Gitte Furdal Damm & Birgitte Johansen

Gitte Furdal Damm, About Human Factors

Birgitte Johansen, About Human Factors

Gitte Furdal Damm has been in aviation for about 20 years, primarily as a pilot but also working as a Flight Crew Supervisor and CRM Trainer. Gitte is today solely teaching Human Factors, and has just completed the master program at Lund University in Human Factors and System Safety with a thesis about resilience in aviation.

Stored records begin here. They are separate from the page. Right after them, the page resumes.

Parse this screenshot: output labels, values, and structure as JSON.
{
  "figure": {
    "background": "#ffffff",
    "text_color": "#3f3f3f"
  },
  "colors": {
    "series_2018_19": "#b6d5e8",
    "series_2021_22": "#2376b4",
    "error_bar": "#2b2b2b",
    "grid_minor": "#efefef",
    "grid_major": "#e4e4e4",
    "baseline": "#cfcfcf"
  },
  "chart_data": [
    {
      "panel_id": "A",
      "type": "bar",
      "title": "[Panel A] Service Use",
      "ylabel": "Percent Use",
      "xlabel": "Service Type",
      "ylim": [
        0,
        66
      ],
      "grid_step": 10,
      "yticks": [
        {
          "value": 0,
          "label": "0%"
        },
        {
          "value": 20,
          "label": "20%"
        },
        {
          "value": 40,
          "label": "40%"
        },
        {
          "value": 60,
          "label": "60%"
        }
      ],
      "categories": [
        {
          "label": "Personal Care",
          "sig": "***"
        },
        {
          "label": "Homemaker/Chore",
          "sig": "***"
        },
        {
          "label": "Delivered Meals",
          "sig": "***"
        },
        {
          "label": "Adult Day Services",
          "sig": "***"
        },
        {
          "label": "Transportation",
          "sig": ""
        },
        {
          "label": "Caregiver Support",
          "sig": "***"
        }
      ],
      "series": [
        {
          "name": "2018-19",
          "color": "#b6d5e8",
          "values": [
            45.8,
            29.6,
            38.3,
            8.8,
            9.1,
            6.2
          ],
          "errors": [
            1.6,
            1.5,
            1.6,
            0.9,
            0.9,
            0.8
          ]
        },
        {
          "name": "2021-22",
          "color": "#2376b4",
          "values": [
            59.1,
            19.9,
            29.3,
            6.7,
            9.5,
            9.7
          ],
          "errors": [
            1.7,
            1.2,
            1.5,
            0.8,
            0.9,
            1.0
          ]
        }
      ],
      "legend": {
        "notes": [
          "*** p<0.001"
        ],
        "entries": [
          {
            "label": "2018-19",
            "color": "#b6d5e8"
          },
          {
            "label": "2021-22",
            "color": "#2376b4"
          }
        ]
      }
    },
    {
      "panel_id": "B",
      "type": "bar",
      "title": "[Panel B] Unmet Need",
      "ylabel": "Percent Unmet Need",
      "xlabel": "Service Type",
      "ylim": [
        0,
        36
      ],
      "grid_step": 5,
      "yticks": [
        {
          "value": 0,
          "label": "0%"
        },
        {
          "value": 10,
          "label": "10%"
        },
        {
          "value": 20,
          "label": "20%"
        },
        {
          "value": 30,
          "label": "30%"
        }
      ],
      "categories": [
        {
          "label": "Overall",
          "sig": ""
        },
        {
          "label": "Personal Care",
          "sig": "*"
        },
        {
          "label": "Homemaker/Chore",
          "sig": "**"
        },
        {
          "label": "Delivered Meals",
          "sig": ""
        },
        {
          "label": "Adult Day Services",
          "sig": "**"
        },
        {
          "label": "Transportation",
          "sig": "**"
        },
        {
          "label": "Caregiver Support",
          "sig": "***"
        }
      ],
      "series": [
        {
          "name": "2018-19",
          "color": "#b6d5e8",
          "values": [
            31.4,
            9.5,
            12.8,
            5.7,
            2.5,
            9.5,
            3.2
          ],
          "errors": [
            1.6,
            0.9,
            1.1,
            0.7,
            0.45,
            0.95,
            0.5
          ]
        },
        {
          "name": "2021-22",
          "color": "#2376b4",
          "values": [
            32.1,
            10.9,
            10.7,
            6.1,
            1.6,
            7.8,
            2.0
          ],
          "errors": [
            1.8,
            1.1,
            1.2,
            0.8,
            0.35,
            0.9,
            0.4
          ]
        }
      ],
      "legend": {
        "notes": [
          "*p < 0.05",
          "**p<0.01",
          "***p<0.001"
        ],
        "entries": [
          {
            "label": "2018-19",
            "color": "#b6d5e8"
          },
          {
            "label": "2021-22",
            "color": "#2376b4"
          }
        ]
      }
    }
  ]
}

Birgitte Johansen has been in the aviation industry for nearly 20 years; initially piloting turboprop aircraft around Africa, and recently as an airline pilot in Scandinavia. She has served as a Safety Manager, and has for many years been involved in line training of new captains and first officers. She has extensive experience in various operations and very diverse cultural environments. Birgitte is attending the aviation bachelor program at Lund University. She has furthermore attended as speaker on several podcasts and online events, and as lecturer for flying schools.

Does CRM Need an Update?

Mandatory Crew Resource Management training has been applicable in aviation training since the early 1990’s. And although CRM has gone through different generations of evolvement, the core methodology of CRM has not changed much since the early 1980’s definitions like:

“CRM is a management system that makes optimum use of all available resources – equipment, procedures and people – in order to promote safety and enhance the efficiency of flight operation” (Lauber, 1984).

This methodology reveals a certain perspective, where the human operator becomes the focus of attention, and CRM training is used as a remedy to change the behaviour of frontline personnel (e.g. be assertive, be resilient, speak up) in an effort to prevent incidents and accidents from happening.
However less attention is made to organisational and regulatory factors influencing the behaviour of the frontline personnel in how work is conducted. Aviation has grown in complexity since the 1980’s and continues to do so, however the same CRM definition is still figuring in the EASA rules
today, supporting a methodology that may not encapsulate the complexity of what it means to work in aviation today.

In the light of this, we may miss vital learning opportunities of what safety is and what it means in everyday work. Inspired by Safety Science we suggest that the human operator makes an enormous contribution to safety, which is left unnoticed as a consequence of an obsolete methodology that leads to an incomplete CRM training design. In an effort to raise the quality of CRM training we suggest that traditional CRM assumptions therefore should be challenged and a broader perspective into the system as a whole should be encouraged, which will allow for better learning opportunities in aviation.

About Human Factors is a Danish company founded in 2016 in an effort to raise the quality of Crew Resource Management in aviation. It has since expanded in the concept with inspiration from Safety Science to incorporate Human Factors in Safety-critical industries. AHF is today run by Gitte Furdal Damm and Birgitte Johansen, based on their many years from the aviation industry merged with studies in Human Factors and System Safety at Lund University. Their effort goes to improving the wellbeing of people working in safety-critical industries, by challenging ‘old’ assumptions and opening up for more honest discussions about how work is done, how it impacts the people involved, and how we can learn and improve the conditions through collaboration.